Table 7: Relationships for a STANDARD VARIABLE term in the CRO
||interpretation of the relationship type
||name of the related term
||8250 is a
||8250 stored in
||8250 has type
||8250 has property
||8250 has method
||8250 has scale
The VALID VALUE CVS
Each variable of type 1130 (CATEGORICAL VARIABLE) spawns a VALID VALUE CV as shown in Figure 2. These cvs contain the valid values and their interpretation for the categorical variable. They are named in the cv table by the string value of the cvterm_id from the VARIABLES CV for the categorical variable to which they belong (although this is not the link which is described below), and they are described in the cv table with the description of the categorical variable. For example the valid values for the variable 8135 EXPERIMENTAL DESIGN - ASSIGNED (TYPE) are in cv 8135 as shown in Figure 3.
Figure 3: Valid Values of a categorical variable contained in a sub-cv of the CRO
Categorical variables sometimes require an ordering for their values (either because there is an intrinsic ordering eg Low, Medium, High, or because if makes sense to present them to users (in pick lists for example) in a certain order. The default order is the alphabetical order of cvterm.name (with numbers treated in character order). If a different ordering is required each term should have a property in the cvtermprop table of type_id order (IBDB TERMS cvterm_id=1420) with the numerical sequence order for that term as its value.
The categorical variable in the VARIABLES CV has a 'has value' relationship (cvterm_id=1190) to each term it its VALID VALUE CV. For example these relationships are shown in Table 8 for variable 8135.
Table 8: Relationships between a categorical variable and its valid values.
||interpretation of the relationship type
||name of the related term
||8135 HAS VALUE
||8136 HAS VALUE
||8137 HAS VALUE
||8138 HAS VALUE
||8139 HAS VALUE
||8140 HAS VALUE
||8141 HAS VALUE
Terms of type 1110 (NUMERIC VARIABLES) may have MINIMUM and MAXIMUM allowable values specified in the cvtermprop table as shown in Table 9 for variable SOIL PH.

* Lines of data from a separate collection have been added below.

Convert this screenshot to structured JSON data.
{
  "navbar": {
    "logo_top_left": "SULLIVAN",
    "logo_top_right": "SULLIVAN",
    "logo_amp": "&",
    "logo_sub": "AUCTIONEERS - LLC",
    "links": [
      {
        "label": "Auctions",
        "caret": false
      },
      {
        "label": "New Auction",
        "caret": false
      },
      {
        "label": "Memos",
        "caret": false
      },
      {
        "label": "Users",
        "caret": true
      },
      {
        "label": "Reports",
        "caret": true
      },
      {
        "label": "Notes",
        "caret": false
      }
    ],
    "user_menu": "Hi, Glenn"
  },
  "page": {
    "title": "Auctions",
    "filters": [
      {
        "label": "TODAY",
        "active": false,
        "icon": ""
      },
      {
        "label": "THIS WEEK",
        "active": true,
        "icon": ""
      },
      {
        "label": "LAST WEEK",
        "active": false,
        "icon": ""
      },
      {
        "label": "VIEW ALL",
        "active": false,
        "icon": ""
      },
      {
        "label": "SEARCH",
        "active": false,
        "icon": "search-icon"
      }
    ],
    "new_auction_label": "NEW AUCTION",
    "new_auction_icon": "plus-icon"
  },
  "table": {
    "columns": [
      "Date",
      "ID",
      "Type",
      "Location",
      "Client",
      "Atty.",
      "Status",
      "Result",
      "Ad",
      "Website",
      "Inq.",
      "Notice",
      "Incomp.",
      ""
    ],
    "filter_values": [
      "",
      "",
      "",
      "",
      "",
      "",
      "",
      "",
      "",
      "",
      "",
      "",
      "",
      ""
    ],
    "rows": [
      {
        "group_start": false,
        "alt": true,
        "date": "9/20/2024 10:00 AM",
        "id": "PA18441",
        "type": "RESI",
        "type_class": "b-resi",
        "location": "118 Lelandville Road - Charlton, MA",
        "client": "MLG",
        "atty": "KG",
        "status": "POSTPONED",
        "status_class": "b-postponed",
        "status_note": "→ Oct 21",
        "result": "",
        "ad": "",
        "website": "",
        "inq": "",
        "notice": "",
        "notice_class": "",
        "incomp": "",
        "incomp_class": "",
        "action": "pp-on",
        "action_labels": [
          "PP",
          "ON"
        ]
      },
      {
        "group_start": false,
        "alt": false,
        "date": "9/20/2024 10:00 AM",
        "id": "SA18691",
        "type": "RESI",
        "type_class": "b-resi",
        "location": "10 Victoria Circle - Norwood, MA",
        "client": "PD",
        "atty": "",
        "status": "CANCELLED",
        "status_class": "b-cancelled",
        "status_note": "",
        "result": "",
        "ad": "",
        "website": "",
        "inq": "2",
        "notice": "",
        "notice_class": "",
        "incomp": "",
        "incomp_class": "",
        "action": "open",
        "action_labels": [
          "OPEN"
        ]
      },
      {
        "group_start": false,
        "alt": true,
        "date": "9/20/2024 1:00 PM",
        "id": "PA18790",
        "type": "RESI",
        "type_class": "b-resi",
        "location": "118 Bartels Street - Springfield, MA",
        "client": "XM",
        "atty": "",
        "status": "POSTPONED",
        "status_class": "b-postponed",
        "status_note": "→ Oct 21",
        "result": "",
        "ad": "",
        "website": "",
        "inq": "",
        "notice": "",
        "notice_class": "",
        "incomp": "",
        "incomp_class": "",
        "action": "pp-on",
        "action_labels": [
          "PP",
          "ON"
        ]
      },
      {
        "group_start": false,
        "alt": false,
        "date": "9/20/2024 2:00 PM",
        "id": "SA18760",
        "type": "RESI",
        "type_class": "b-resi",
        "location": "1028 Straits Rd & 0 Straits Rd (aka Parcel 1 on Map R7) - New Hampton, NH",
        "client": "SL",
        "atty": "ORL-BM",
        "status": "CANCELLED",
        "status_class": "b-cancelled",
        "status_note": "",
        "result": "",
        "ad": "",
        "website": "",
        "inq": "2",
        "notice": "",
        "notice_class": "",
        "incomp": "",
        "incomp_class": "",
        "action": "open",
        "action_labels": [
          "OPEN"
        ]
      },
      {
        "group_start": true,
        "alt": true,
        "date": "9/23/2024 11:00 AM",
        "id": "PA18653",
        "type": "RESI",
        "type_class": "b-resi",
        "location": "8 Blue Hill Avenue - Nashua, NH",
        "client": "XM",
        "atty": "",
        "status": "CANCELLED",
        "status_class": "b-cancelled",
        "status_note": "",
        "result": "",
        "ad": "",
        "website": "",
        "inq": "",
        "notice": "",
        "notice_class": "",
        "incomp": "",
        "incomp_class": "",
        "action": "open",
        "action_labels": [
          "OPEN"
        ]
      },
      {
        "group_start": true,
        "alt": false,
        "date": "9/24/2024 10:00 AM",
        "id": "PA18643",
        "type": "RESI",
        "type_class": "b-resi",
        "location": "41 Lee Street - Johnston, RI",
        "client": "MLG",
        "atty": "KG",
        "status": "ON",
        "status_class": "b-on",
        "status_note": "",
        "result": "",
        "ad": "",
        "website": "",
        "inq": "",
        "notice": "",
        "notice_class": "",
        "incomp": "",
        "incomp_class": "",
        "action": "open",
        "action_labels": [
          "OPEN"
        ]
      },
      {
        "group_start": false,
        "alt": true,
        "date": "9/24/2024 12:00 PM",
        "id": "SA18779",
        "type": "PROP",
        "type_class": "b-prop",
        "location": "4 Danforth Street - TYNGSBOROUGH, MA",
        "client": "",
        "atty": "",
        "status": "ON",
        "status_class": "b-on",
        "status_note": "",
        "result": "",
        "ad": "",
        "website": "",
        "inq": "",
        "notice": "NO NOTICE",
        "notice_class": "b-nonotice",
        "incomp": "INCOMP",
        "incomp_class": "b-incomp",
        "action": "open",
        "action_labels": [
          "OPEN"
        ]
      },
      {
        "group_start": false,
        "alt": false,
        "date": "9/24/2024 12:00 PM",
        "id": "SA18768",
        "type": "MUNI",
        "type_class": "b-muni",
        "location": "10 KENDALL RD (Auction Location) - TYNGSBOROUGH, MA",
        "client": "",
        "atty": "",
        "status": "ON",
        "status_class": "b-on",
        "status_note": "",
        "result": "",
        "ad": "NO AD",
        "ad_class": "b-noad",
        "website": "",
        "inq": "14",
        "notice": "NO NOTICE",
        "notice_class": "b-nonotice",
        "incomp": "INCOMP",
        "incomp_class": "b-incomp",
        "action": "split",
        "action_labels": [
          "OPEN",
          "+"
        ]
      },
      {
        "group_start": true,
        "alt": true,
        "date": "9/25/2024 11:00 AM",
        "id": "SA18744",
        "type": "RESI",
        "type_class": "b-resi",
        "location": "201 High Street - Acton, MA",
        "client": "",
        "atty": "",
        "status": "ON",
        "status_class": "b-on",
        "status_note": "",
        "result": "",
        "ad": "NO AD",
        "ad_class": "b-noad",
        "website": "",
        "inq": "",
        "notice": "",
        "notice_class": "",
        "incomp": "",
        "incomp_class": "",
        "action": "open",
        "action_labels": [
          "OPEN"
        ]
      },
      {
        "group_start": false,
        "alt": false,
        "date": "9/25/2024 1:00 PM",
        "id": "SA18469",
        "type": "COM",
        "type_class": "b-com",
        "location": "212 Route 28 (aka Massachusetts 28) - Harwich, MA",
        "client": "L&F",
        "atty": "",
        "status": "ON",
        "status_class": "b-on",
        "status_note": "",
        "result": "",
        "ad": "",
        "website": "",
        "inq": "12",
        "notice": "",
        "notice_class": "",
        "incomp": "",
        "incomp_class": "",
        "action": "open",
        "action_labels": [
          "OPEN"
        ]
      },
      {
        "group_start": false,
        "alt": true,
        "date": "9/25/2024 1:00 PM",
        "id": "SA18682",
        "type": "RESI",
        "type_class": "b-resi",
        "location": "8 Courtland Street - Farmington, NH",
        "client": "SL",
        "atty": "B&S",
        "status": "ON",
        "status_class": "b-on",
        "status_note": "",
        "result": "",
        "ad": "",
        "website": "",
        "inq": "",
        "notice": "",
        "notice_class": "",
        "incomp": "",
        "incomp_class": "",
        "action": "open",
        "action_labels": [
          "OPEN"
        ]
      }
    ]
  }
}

Table 9: MINIMUM and MAXIMUM allowable values for a numeric variable in the CRO
SYNONYMS AND FOREIGN LANGUAGE TERM NAMES AND DESCRIPTIONS
Synonyms and foreign language names and descriptions for terms are stored in the cvtermsynonym table.
Figure 4. Synonyms and foreign language names for controlled vocabulary terms
The LINKS TO www.CropOntology.org
The Crop ontologies in IBDB are supposed to be linked (and synchronized) with the terms on www.CropOntology.org. The Term IDs from that site are carried as properties of the corresponding cvterms in the cvtermprop table with type_id=1226 (Crop ontology term ID).